Driving Environments with a Custom Policy#

In this example, we create an environment instance and show how to drive it efficiently using a custom policy. This approach removes the need to create a trainer object, making evaluation much more efficient.

Imports#

import jax
import jax.numpy as jnp
from flax import nnx

import jaxdem as jdem
import jaxdem.rl as rl
from jaxdem import utils

from pathlib import Path

Variables#

First, we define all the variables needed for the example.

frames_dir = Path("/tmp/frames")
key = jax.random.key(1)
N = 24
save_every = 40
T = 4000
batches = T // save_every
num_envs = 40

The Policy#

Next, we define a callable that takes the observations and some keyword arguments, and returns the corresponding actions. For more information, see env_step().

In this example, we drive the environment with a model from JaxDEM using nnx. However, model can be any JIT-compatible function.

def model(obs, key, graphdef, graphstate):
    base_model = nnx.merge(graphdef, graphstate)
    pi, value = base_model(obs, sequence=False)
    action = pi.sample(seed=key)
    return action

Model and Environment#

Now we create a model and an environment to use in the example. We will not perform any training here, since the goal is to show how to drive the environment directly.

A trained model could be loaded in the same way using CheckpointModelLoader.

env = rl.Environment.create("MultiNavigator", N=N)

key, subkey = jax.random.split(key)
base_model = rl.Model.create(
    "SharedActorCritic",
    key=nnx.Rngs(subkey),
    observation_space_size=env.observation_space_size,
    action_space_size=env.action_space_size,
)
base_model.eval()
graphdef, graphstate = nnx.split(base_model)

Environment Vectorization#

JaxDEM supports vectorized environments, allowing multiple simulations to run in parallel for significant speedups. This is usefull for gathering statistics about the environmentt.

subkeys = jax.random.split(key, num_envs)
env = jax.vmap(lambda _: env)(jnp.arange(num_envs))
env = rl.vectorise_env(env)
env = env.reset(env, subkeys)

Driving the Environment#

There are two main ways to drive an environment.

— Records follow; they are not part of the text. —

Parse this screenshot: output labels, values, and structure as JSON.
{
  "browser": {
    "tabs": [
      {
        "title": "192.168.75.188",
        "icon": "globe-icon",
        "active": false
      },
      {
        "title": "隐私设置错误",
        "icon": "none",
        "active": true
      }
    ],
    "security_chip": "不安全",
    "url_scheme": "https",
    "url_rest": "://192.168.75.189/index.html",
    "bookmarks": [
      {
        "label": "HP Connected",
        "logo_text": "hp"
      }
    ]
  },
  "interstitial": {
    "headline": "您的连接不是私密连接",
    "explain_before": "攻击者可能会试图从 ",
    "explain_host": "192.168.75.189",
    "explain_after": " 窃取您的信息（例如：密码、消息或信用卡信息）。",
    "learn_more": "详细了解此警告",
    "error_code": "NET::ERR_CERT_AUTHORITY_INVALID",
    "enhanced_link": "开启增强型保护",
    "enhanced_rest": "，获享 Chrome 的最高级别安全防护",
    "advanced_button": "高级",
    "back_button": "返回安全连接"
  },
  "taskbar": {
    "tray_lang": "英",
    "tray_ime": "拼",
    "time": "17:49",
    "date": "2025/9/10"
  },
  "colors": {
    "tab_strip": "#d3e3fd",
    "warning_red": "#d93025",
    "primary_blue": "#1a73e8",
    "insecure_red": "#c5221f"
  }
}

The first is by stepping it manually for a fixed number of steps:

key, subkey = jax.random.split(key)
env = utils.env_step(
    env,
    model,
    subkey,
    graphdef=graphdef,
    graphstate=graphstate,
    n=save_every,
)

The second approach is to roll out a trajectory, collecting data every stride steps:

key, subkey = jax.random.split(key)
env, env_traj = utils.env_trajectory_rollout(
    env,
    model,
    subkey,
    graphdef=graphdef,
    graphstate=graphstate,
    n=batches,
    stride=save_every,
)

Saving Data#

Finally, we can use JaxDEM’s VTKWriter to save the full rollout to disk in a single call:

writer = jdem.VTKWriter(directory=frames_dir)
writer.save(env_traj.state, env_traj.system, trajectory=True)

Total running time of the script: (0 minutes 22.553 seconds)